Small businesses hunt for good help

Conference offers tips on developing reliable workers

By HUBBLE SMITH
REVIEW-JOURNAL


Anthony Coley jumps on Friday inside one of the inflatable jumping playrooms used by his company, Jumps R Us Party Rentals.
Photo by Clint Karlsen.

Anthony and Deborah Coley have met their goal of doing 20 "jumpers" a week since moving to Las Vegas last year with their small business, Jumps R Us Party Rentals.

They rent inflatable playrooms shaped like castles and tractors in which children bounce around at birthday parties and carnivals. They also rent hot dog, popcorn and margarita machines.

To go beyond worrying about the small stuff from week to week, the Coleys need to find trustworthy, reliable employees to help grow the business.

The question Anthony Coley posed Thursday to panelists at the Fortune Small Business conference at The Venetian: How do you motivate part-time employees to make the kind of commitment that adds value to your company?
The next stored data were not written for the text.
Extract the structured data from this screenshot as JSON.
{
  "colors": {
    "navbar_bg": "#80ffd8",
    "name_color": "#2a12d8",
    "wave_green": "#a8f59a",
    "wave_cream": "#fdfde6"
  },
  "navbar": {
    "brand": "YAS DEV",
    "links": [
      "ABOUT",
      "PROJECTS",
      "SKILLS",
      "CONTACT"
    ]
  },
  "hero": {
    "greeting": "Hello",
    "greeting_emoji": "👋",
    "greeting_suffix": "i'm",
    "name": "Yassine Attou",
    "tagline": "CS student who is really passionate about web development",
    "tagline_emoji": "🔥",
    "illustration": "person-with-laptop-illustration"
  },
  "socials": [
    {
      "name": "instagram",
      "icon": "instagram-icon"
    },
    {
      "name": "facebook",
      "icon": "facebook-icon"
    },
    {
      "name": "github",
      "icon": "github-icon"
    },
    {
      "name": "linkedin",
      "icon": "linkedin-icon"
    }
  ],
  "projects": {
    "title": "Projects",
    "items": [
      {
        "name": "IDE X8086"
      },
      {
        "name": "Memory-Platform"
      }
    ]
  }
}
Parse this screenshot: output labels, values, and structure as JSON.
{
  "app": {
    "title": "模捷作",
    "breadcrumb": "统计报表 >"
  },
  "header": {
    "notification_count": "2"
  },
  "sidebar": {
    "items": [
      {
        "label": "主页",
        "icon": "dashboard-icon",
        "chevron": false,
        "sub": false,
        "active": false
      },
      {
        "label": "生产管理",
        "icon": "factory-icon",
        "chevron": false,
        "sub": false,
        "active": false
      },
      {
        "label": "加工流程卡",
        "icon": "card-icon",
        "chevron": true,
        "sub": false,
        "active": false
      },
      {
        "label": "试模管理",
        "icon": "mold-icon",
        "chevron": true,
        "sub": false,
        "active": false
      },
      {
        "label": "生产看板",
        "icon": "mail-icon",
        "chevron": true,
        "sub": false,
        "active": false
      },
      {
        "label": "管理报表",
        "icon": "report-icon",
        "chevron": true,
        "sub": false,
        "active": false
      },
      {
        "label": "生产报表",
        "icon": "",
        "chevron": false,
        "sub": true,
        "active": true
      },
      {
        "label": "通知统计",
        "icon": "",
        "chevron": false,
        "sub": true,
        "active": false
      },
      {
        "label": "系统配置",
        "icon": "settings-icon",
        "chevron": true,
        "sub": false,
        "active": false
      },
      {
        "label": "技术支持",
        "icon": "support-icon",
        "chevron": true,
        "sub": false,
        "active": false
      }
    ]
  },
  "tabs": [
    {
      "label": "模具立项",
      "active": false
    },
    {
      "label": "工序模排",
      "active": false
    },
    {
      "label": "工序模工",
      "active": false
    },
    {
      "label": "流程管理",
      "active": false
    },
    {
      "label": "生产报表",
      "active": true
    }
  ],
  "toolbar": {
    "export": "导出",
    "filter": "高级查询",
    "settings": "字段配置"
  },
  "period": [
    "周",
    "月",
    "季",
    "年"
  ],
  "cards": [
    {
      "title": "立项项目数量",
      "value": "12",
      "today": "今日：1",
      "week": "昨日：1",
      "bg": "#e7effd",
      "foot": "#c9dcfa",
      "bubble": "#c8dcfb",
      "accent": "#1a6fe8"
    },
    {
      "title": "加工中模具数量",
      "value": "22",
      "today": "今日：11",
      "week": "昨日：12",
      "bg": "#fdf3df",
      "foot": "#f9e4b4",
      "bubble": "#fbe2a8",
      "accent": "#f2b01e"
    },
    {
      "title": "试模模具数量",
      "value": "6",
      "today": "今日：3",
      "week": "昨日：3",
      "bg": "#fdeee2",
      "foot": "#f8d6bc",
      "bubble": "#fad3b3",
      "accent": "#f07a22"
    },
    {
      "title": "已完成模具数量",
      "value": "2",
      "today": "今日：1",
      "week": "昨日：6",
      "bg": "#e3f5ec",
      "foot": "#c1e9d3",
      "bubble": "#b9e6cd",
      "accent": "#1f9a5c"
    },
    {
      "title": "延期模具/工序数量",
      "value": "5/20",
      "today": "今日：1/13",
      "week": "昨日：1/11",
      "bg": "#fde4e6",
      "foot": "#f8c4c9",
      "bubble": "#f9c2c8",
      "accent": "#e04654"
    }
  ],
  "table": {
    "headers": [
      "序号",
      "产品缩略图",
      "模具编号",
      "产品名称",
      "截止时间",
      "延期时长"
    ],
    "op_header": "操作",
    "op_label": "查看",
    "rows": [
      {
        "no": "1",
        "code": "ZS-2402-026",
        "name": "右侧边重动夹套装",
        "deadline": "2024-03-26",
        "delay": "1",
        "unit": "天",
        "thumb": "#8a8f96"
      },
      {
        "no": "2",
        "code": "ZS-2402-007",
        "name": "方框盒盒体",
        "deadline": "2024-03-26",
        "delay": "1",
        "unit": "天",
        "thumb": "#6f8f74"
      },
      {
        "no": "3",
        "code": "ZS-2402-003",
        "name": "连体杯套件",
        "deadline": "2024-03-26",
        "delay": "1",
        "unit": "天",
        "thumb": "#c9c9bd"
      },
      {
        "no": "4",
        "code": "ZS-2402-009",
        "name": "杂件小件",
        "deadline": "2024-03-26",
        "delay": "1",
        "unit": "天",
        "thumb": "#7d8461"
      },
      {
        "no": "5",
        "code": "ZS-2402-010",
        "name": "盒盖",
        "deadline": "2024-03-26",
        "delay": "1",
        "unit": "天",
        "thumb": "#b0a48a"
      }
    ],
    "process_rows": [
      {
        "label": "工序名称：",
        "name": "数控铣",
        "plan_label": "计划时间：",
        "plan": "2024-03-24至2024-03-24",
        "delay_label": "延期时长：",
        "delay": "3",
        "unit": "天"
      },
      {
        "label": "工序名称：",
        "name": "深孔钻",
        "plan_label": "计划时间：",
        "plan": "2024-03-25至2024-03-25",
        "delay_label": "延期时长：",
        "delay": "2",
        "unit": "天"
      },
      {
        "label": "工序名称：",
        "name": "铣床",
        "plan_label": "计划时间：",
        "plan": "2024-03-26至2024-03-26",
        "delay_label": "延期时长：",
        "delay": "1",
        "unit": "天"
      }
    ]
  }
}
The word in vogue is "engaging" the worker, said Paul Singh, director of programs at Winning Workplaces in Evanston, Ill.

"Engagement of the employee is to spur an emotional reaction to one, his work, two, the company, and three, the economic well-being of the company," Singh said at the conference, which ties in with National Small Business Week starting Monday. "And the company must reciprocate that emotional investment."

The model company that garnered admiration from 200 small-business owners who attended the conference, most of them from Las Vegas, was a Beverly Hills, Calif.-based software firm called Motek.

It was founded in 1990 with $2 million in venture capital by Ann Price, who began her career as a technology consultant with GE Consulting Services in 1982, implementing IBM mainframe systems.

"Early on in my consulting, I learned that private companies don't share their information but they give a lot of power to their people. Public companies share information, but the shareholders have no power," she said.

Price, chief executive officer of Motek, opens up the financial books to all of her employees, some of whom have equity in the company.

She said she wanted to give $20,000 bonuses after the first year of profitability to engineers who had computer science master's degrees and could have easily jumped ship during the dot-com boom, but they turned down the bonuses until they saw a second profitable year.

"I was shocked," Price said. "I wanted to go from three weeks of paid vacation to five weeks, and they said, `Let's do four.' "

Dennis Berlein, principal of Wright Engineers in Las Vegas, asked Price how to motivate workers to put in more than eight hours a day when necessary.

"Turn it on its ear," she responded. "Tell them they can't work more than eight hours. Shut down the server at 5 o'clock. I know it sounds counterintuitive. If you can't get your work done in 40 hours a week, maybe you're not a good engineer."

Beverly Collins, president of Detroit Connection, a nonprofit group of about 280 financial supporters from Detroit who fund scholarships and volunteer as tutors at schools in western Las Vegas, said she came to the conference to pick up new ideas.

"A nonprofit needs to be run like a small business," she said. "I want to see if there's anything I can get that would be pertinent to a nonprofit. It could be organizational, fund raising, where the money is."

Brian Dumaine, editorial director of Fortune Small Business magazine, said the conference helps educate entrepreneurs on issues such as how to secure capital, how to grow a business, foreign competition and rising health care costs.

"And it's a great way to get stories for the magazine," he said. "It's a branding experience, a way to get the magazine out there."

The conference goes to Chicago in June, Los Angeles in August and Orlando, Fla., in September.